Olivia smiled and leaned in to brush the tip of her tongue over his mouth. “I am not in the mood to play second fiddle to a mere image of me.” She began to kiss his face, dry little baby kisses on his eyebrows, his eyelids, his cheeks, his chin.

Pen and paper fell to the sand as he drew her between his knees. “Now you belong only to me,” he stated with a soft finality that sent a shiver down her spine. “Body and soul, only to me.”

“As you belong to me,” she responded, drawing her head back to look deep into his eyes. “We are in thrall, you and I. Each to the other.”

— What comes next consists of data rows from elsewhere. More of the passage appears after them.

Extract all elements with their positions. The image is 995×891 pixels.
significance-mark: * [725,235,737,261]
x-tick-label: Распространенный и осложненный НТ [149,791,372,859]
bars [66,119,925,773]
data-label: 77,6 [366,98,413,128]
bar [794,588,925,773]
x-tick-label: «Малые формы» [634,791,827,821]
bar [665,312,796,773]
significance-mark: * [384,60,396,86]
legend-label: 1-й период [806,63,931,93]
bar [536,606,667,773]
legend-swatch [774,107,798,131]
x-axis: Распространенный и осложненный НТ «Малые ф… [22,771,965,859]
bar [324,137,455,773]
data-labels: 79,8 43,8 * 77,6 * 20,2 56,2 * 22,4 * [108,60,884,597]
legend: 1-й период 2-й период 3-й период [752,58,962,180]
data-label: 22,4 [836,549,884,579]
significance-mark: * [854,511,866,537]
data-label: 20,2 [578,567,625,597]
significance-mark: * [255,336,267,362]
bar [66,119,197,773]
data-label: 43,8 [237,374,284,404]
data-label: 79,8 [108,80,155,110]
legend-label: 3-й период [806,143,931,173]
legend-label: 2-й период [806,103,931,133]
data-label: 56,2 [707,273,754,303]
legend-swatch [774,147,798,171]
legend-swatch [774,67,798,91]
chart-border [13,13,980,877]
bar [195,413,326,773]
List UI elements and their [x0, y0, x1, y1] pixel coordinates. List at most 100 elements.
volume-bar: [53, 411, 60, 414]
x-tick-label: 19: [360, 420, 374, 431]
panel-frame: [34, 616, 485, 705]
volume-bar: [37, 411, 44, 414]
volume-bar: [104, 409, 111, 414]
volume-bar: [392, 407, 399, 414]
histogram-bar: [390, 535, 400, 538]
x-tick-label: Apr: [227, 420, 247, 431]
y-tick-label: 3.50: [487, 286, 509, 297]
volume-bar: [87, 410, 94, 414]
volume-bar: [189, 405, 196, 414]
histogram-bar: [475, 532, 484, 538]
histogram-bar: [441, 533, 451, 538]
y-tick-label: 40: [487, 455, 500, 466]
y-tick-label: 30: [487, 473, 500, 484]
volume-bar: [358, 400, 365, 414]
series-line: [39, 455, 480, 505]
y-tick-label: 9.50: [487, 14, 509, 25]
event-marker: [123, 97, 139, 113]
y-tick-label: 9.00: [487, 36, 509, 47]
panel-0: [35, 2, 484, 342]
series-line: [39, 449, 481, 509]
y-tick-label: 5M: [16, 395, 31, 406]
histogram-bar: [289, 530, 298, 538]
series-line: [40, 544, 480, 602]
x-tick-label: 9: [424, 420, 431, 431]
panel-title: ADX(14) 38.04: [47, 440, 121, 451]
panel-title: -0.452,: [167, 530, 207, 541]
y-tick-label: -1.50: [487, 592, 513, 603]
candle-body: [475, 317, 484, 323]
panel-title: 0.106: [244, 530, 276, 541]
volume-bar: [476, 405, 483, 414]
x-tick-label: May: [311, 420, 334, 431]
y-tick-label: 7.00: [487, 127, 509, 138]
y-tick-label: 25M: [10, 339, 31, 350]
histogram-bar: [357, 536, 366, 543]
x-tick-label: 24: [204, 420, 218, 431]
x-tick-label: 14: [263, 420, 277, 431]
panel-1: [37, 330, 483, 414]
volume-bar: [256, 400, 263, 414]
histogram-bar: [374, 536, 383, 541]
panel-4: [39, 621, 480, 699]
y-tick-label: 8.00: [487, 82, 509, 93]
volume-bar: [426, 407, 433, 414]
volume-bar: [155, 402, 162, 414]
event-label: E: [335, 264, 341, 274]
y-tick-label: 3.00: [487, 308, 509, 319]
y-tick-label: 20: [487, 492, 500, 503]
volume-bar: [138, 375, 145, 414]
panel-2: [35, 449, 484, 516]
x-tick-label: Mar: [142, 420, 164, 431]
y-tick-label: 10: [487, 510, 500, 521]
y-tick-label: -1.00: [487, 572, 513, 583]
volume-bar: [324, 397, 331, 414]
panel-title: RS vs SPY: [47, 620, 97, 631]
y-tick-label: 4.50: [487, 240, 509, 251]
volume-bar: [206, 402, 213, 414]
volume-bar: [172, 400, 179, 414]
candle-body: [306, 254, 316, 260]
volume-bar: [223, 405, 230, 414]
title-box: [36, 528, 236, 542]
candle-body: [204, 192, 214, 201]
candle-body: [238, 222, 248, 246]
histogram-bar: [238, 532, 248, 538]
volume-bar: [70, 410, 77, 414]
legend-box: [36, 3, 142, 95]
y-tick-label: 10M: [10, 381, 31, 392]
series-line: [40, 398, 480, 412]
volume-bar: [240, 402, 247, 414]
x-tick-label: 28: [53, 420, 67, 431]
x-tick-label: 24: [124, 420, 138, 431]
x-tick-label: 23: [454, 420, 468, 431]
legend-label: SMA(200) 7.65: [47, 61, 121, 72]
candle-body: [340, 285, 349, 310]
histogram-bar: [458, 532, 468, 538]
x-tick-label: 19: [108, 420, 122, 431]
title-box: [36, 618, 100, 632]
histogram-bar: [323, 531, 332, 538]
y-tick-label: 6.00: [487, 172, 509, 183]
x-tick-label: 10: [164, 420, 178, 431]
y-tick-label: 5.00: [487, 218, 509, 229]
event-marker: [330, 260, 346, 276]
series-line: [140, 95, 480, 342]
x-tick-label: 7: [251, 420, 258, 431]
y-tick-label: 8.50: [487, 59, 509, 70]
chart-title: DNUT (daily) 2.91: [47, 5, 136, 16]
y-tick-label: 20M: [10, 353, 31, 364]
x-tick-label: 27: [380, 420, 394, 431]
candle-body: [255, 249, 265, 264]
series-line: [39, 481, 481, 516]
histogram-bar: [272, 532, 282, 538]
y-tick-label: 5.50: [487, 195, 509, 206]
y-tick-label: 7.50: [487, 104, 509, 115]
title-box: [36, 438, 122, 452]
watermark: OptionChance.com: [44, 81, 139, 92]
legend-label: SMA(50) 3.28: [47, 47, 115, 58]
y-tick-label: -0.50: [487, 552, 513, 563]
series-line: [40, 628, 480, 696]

The incoming tide sent wavelets creeping up the beach, but they were oblivious of all but the connection that bound them, the certainty of their union, sealed within their own circle of entrancement.

Epilogue

LONDON, JANUARY 30, 1649

“Charles Stuart, for levying war against the present Parliament and people therein represented, shall be put to death by beheading, as a tyrant, traitor, murderer, and public enemy of the good people of this land.”

From the steps of the scaffold erected before the banqueting-house at the palace of Whitehall, the herald’s voice rang out across the heads of the crowd. Thousands upon thousands gathered before Whitehall Gate to witness this judicial punishment of a sovereign.

The king mounted the scaffold. A dreadful expectant silence fell over the huge mass of people. Some stood on tiptoe to see over the serried ranks of soldiers surrounding the scaffold.

The king was bareheaded, his hair tied at his nape. He handed his coat to an attendant and himself removed his cravat and loosened his shirt collar. He turned to address the crowd but his voice could not carry across the deep ranks of soldiers.

In the front of the crowd, Anthony stood with his arm around Ellen Leyland. When the king knelt before the block, she turned her head into his shoulder, her body shaken with sobs.

Olivia put a hand on Ellen’s arm, offering her own silent comfort, but she could not take her eyes away from the scaffold. She watched, numbed, as the executioner raised his axe. The hush was profound. Thousands of people stood immobile, barely breathing.

The axe fell.

At the same moment, a great groan went up from the crowd, a collective moan of horror and grief.

Olivia saw her father and Rufus, standing motionless and bareheaded at the foot of the scaffold. Their names had not been among the fifty-nine signatures on the king’s death warrant. But they stood there now, stony-faced, Parliamentary witnesses to the death of Charles Stuart.

“Is it over?” Ellen whispered, unable to raise her eyes.

“Aye, ‘tis over,” Anthony said softly. He followed Olivia’s gaze to where Lords Granville and Rothbury stood grim and immobile. He put his free arm around Olivia.

She leaned into him for a moment. So at last it was over. What had begun on a summer’s day eight years earlier had come full circle. Eight years of war. Eight years of bloodshed. What had begun with an execution had ended with one. She could still hear in her head the persistent raucous screams of the mob on that May afternoon in 1641 as the earl of Strafford lost his head on Tower Hill. There were no such triumphant cries today, only this somber grief-filled silence.